DeSean Jackson’s anti Semitic posts, the Eagles response and my time as a jewish athlete in the NFL https://t.co/StoAKeFq65— Geoff Schwartz (@geoffschwartz) July 7, 2020
When it comes to Jackson, the simple truth is this wasn’t a run-of-the-mill passage. It was taken from a piece of deeply disturbing anti-Semitic work and then it was aimed at a significant number of Instagram followers. Whether it was a willfully anti-Semitic act or not doesn’t change the content of what Jackson co-signed. He highlighted a passage that is no better than the litany of hateful messaging and division we lament from the highest levels of American politics to the lowest levels of social media discourse.

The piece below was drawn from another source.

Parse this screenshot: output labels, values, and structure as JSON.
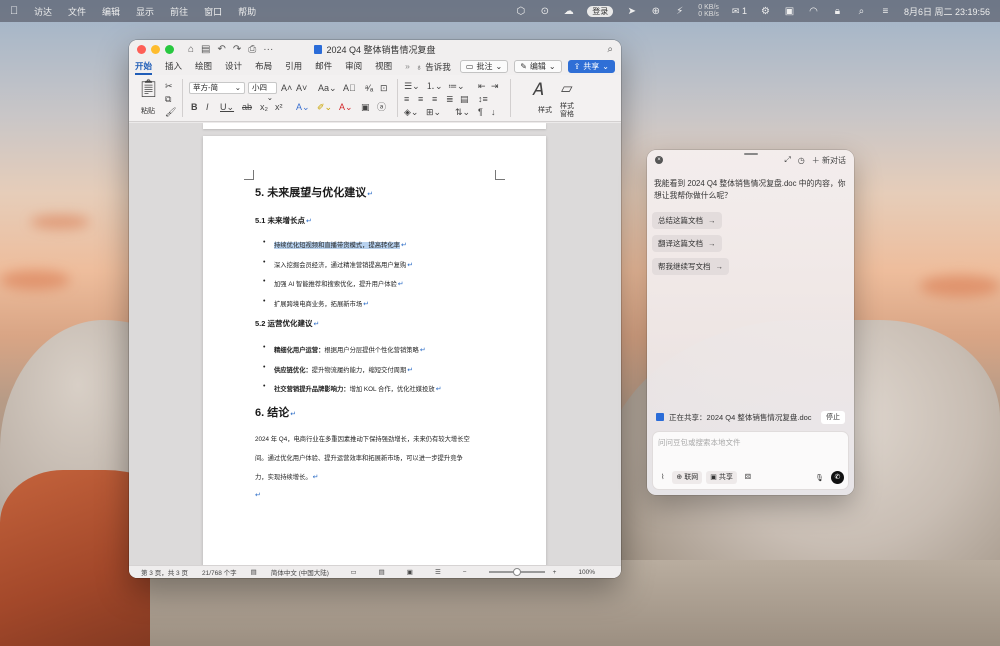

I say this knowing that Jackson has apologized (twice) for posting it and claiming ignorance to what he was repeating. But I also say this knowing that he’s a 33-year-old man who has vast resources at his disposal and who should know better than to repeat something like this. This isn’t an ignorant child. It’s a college-educated multimillionaire with a vast following. His words and messages carry weight. And he should know that.
Moreover, the Eagles should know that, too. But as much as some things have changed since 2013, one thing hasn’t: When you create a precedent and don’t act on a player who reaches for an unforgivable racial epithet, you’ve set a standard that lingers. That’s what Lurie did in 2013. I’m not blaming general manager Howie Roseman because he wasn’t part of the equation that mishandled Cooper. But Lurie? As one former Eagles employee said Tuesday, what happened with Cooper was Lurie’s decision. He made the final call.
Not holding Cooper to a higher standard in 2013 was wrong. What he said was every bit the fireable offense that it is now. A racial epithet used to describe a Black man was unacceptable, whether Riley Cooper knew he was being recorded or not. But Lurie and then-head coach Chip Kelly set the standard of what was forgivable — even if it really wasn’t.
Seven years later, the decision echos. To the point that purposefully sending a message (incorrectly) espousing the sentiments of Adolf Hitler is somehow survivable in 2020. Even when it degrades one group of people to raise the plight of another.
We’re supposed to be past stomaching this kind of thing in 2020. Yet here the Eagles are, inside a despicable box built by a team owner who is apparently incapable of recognizing that there’s a difference between sticking to a flawed precedent or admitting a longstanding mistake.